Most Swiss real estate investment managers already have clear targets for reducing CO2 emissions and achieving the net zero objective by 2050. This is one of the main conclusions of a study on their commitment to environmental, social and governance (ESG) criteria conducted by researchers at HEC Lausanne, University of Lausanne, in collaboration with Banque Cantonale Vaudoise (BCV). The study is the first of its kind and will be repeated annually.
Researchers in the Center for Risk Management (CRML) at HEC Lausanne, the Faculty of Business and Economics of the University of Lausanne, Fabio Alessandrini, Eric Jondeau, Ghislaine Lang (previously HEC Lausanne) et Evert Reins, focused on the three main types of indirect investments (as opposed to direct ownership of buildings) in the Swiss real estate sector, namely funds, foundations and real estate companies. Among other things, the analysis looked at the incorporation of energy transition targets for a climate-neutral Switzerland by 2050. The study was carried out for the first time in 2021, based on information for the 2020 financial year, and will be updated annually.
With a total volume of assets valued at 174 billion Swiss francs, the indirect real estate investments covered by the study represent an important asset class for numerous investors, especially pension funds. While real estate is one of the main sources of CO2 emissions in Switzerland, accounting for around a third of the total – and offers significant potential for reductions – the implementation of ESG criteria has been less closely studied in this sector than in other types of investment. This analysis therefore provides a benchmark for investors.
The starting point for the study was making contact with 143 funds, foundations and real estate companies. A total of 59 entities, representing 66 portfolios, responded to a questionnaire, producing information on over 500 qualitative and quantitative data points concerning ESG criteria. The response rate was 46%. In terms of assets under management, the study covered around 65% of the market, with most of the major portfolio managers taking part. Coverage for listed investment funds was 93%.
The priority: reducing CO2 emissions
An analysis of the responses shows that most respondents (75%) already have clear targets for reducing their CO2 emissions and achieving the net zero objective. This represents a reduction of 16% by 2025, 40% by 2030 and 96% by 2050.

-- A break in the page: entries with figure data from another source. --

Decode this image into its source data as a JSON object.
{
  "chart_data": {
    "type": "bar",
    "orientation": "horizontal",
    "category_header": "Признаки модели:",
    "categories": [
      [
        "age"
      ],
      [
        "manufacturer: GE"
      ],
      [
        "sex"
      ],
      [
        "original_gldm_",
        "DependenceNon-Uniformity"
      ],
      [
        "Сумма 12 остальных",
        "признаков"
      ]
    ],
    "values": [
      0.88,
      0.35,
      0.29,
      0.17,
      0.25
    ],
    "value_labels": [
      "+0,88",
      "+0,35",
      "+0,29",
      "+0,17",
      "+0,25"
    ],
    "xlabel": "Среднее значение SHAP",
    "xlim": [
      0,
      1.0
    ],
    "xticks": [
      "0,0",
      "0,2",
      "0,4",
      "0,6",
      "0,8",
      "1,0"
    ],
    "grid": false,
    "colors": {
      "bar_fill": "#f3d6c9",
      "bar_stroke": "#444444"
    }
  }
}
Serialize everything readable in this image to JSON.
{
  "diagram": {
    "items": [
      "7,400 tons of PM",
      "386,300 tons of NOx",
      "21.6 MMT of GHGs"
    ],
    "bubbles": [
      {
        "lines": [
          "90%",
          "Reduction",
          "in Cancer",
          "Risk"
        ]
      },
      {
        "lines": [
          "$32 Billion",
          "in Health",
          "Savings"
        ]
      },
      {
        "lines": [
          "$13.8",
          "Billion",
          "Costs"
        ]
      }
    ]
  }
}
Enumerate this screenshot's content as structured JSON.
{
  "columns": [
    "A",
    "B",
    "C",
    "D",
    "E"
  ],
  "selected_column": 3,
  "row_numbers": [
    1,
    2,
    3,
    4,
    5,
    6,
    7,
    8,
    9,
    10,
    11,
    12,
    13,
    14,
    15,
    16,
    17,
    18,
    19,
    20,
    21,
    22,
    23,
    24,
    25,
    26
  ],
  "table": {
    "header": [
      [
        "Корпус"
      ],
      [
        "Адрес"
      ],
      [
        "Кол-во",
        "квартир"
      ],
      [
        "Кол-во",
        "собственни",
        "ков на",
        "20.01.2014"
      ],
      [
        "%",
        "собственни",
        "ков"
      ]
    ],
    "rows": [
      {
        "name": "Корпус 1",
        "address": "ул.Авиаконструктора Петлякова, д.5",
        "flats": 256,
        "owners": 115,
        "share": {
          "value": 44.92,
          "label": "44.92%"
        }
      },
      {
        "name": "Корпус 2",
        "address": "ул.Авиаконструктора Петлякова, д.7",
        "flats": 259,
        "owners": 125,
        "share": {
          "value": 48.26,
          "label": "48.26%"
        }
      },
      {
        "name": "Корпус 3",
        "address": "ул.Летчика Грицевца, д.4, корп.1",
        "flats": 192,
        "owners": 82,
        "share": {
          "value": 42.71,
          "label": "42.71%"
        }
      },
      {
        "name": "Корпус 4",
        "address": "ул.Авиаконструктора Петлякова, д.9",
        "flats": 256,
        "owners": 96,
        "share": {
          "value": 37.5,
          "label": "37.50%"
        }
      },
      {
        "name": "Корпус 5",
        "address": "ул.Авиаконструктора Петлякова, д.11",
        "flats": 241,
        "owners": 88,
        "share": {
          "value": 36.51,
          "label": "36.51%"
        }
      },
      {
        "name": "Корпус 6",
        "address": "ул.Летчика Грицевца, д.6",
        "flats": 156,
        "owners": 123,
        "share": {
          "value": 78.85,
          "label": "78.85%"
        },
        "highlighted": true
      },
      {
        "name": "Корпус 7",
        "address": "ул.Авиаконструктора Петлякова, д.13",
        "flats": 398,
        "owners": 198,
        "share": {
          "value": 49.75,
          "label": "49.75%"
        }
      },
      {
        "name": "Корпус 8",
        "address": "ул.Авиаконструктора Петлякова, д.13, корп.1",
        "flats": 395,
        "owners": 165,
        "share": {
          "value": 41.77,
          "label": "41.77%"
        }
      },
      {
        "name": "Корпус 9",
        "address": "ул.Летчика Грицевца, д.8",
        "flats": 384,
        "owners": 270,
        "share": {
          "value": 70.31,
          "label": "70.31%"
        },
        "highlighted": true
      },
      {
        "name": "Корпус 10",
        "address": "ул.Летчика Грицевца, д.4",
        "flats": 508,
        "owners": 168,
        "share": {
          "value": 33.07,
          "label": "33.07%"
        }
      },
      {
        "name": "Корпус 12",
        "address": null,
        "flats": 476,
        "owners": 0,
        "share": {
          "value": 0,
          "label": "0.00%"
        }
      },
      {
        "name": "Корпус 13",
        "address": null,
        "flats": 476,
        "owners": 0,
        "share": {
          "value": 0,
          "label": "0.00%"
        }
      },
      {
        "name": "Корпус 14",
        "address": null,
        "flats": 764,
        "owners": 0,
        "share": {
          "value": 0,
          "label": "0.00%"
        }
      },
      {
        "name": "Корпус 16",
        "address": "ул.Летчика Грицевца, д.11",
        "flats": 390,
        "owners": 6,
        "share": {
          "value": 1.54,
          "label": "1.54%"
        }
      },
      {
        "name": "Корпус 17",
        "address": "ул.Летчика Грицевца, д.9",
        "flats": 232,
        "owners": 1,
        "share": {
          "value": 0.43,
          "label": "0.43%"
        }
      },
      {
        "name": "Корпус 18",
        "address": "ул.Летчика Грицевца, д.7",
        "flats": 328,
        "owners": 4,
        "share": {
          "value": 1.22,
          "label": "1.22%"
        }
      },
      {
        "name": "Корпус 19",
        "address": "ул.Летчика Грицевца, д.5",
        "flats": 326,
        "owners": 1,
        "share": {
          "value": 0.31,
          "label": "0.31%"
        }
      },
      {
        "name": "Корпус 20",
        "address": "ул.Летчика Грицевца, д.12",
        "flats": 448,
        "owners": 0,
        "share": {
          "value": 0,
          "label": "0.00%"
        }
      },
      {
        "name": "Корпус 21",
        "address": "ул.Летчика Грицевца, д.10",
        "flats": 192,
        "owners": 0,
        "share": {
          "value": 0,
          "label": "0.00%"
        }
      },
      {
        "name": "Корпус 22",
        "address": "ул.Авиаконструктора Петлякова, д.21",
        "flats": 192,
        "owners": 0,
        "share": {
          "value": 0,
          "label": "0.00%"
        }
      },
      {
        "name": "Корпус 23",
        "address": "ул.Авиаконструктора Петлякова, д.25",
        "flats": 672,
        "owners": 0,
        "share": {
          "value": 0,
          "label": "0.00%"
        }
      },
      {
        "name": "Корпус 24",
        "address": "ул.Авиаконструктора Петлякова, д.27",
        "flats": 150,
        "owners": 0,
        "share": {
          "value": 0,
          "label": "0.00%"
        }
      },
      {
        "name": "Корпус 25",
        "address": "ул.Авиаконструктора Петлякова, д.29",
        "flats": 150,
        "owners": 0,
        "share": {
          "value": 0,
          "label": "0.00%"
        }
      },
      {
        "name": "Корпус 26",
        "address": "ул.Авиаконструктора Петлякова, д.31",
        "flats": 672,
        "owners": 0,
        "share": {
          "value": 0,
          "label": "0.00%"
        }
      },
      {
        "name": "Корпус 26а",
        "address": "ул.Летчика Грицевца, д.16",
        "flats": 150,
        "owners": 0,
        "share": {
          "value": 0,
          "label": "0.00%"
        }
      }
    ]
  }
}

Although the real estate portfolios examined are performing well in terms of energy consumption and CO2 emissions, they are less strong in other areas – particularly waste production and water consumption.
According to the report, there is also room for improvement in terms of the social dimension, with low levels of community engagement in relation to real estate developments, particularly on the part of real estate companies.
Overall, most organisations indicated that they had dedicated significant resources to ensuring compliance with ESG criteria. Around 50% stated that they had hired at least one full-time member of staff with responsibility for managing ESG issues, while 70% said they had set up a dedicated committee or task force. Some 45% of respondents have signed the United Nations Principles for Responsible Investment (UN-PRI).
An overview of sustainability
As UNIL/HEC professor and co- director of the CRML, Eric Jondeau, said: “By establishing a benchmark for the annual ESG performance of real estate investment portfolios, we can compare the data and highlight trends over time. The report will provide detailed trend information on the performance of these investment bodies, based on the various aspects of ESG criteria for the Swiss real estate assets they hold.”
The co-director of the CRML, UNIL/HEC professor Fabio Alessandrini, said: “The purpose of the report is to offer an overview of sustainability. Although environmental questions appear to be the key point, an exhaustive and more pertinent evaluation of sustainability needs must include social and governance policies within the same framework.”
As Fabio Simoncini, real estate portfolio manager for BCV Asset Management said: “These results are useful for a better appreciation of ESG criteria in managing portfolios invested in the Swiss real estate sector. This is a first objective review of how these criteria are applied to this asset class, which still lacks standard measurements for what is now a key aspect for many investors, especially in the institutional sector.”
Michel Aubry, head of BCV’s Asset Management Department, said: “This research improves the level of transparency of Swiss real estate investments and benefits all asset management actors in Switzerland. Within its field, it contributes to the efforts being made by the financial sector to enhance its status as a benchmark for socially responsible investment.”